Ren Xiao, Hua Jie, Chi Xin, Tan Yao
Faculty of Information Engineering, Shaoyang University, Shaoyang 422000, China.
School of Information, Southwest Petroleum University, Nanchong 637001, China.
Math Biosci Eng. 2023 Jan;20(1):1229-1250. doi: 10.3934/mbe.2023056. Epub 2022 Oct 26.
The COVID-19 pandemic is one of the most severe infectious diseases in recent decades, and has had a significant impact on the global economy, and the stock market. Most existing studies on stock market volatility during the pandemic have been conducted from a data science perspective, with statistical analysis and mathematical models often revealing the superficial relationship between Covid and the stock market at the data level. In contrast, few studies have explored the relationship between more specialised aspects of the pandemic. Specifically, the relationship found between major social events and the stock market. In this work, a multi-source, data-based relationship analysis method is proposed, that collects historical data on significant social events and related stock data in China and the USA, to further explore the potential correlation between stock market index fluctuations and the impact of social events by analysing cross-timeline data. The results suggest and offer more evidence that social events do indeed impact equity markets, and that the indices in both China and the USA were also affected more by the epidemic in 2020 than in 2021, and these indices became less affected by the epidemic as it became the world adapted. Moreover, these relationships may also be influenced by a variety of other factors not covered in this study. This research, so far, is in its initial stage, and the methodology is not rigorous and cannot be applied as an individual tool for decision; however, it could potentially serve as a supplementary tool and provide a multi-dimensional basis for stock investors and policymakers to make decisions.

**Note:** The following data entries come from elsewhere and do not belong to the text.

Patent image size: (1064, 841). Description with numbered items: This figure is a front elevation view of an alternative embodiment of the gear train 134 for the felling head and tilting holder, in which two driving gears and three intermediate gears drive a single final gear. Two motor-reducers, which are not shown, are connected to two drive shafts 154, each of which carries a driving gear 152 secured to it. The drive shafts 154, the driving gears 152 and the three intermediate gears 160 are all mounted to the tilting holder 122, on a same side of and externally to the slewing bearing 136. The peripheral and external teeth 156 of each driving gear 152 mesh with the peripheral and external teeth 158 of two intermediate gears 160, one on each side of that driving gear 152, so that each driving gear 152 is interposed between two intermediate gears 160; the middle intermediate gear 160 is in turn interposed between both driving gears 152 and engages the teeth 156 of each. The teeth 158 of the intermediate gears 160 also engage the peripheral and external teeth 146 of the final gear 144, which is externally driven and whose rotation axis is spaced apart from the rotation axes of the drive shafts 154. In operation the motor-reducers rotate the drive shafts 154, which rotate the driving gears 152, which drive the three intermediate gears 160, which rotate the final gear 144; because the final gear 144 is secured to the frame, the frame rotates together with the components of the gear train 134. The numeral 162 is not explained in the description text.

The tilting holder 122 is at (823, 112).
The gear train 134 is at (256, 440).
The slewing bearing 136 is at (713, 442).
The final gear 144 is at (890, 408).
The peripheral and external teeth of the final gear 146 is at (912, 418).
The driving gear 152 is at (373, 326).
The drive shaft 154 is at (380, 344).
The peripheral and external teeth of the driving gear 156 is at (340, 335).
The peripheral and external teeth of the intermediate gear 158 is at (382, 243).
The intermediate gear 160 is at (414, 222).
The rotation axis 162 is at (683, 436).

新冠疫情是近几十年来最严重的传染病之一,对全球经济和股票市场产生了重大影响。大多数关于疫情期间股市波动的现有研究都是从数据科学的角度进行的,统计分析和数学模型往往揭示了新冠疫情与股市在数据层面的表面关系。相比之下,很少有研究探讨疫情更具体方面之间的关系。具体而言,重大社会事件与股市之间的关系。在这项工作中,提出了一种基于多源数据的关系分析方法,该方法收集了中国和美国重大社会事件的历史数据以及相关股票数据,通过分析跨时间线数据来进一步探索股市指数波动与社会事件影响之间的潜在相关性。结果表明并提供了更多证据,证明社会事件确实会影响股票市场,而且中国和美国的指数在2020年比2021年受疫情影响更大,随着世界适应疫情,这些指数受疫情的影响变小。此外,这些关系可能还受到本研究未涵盖的多种其他因素的影响。到目前为止,这项研究尚处于初始阶段,方法并不严谨,不能作为独立的决策工具应用;然而,它有可能作为一种辅助工具,为股票投资者和政策制定者提供多维度的决策依据。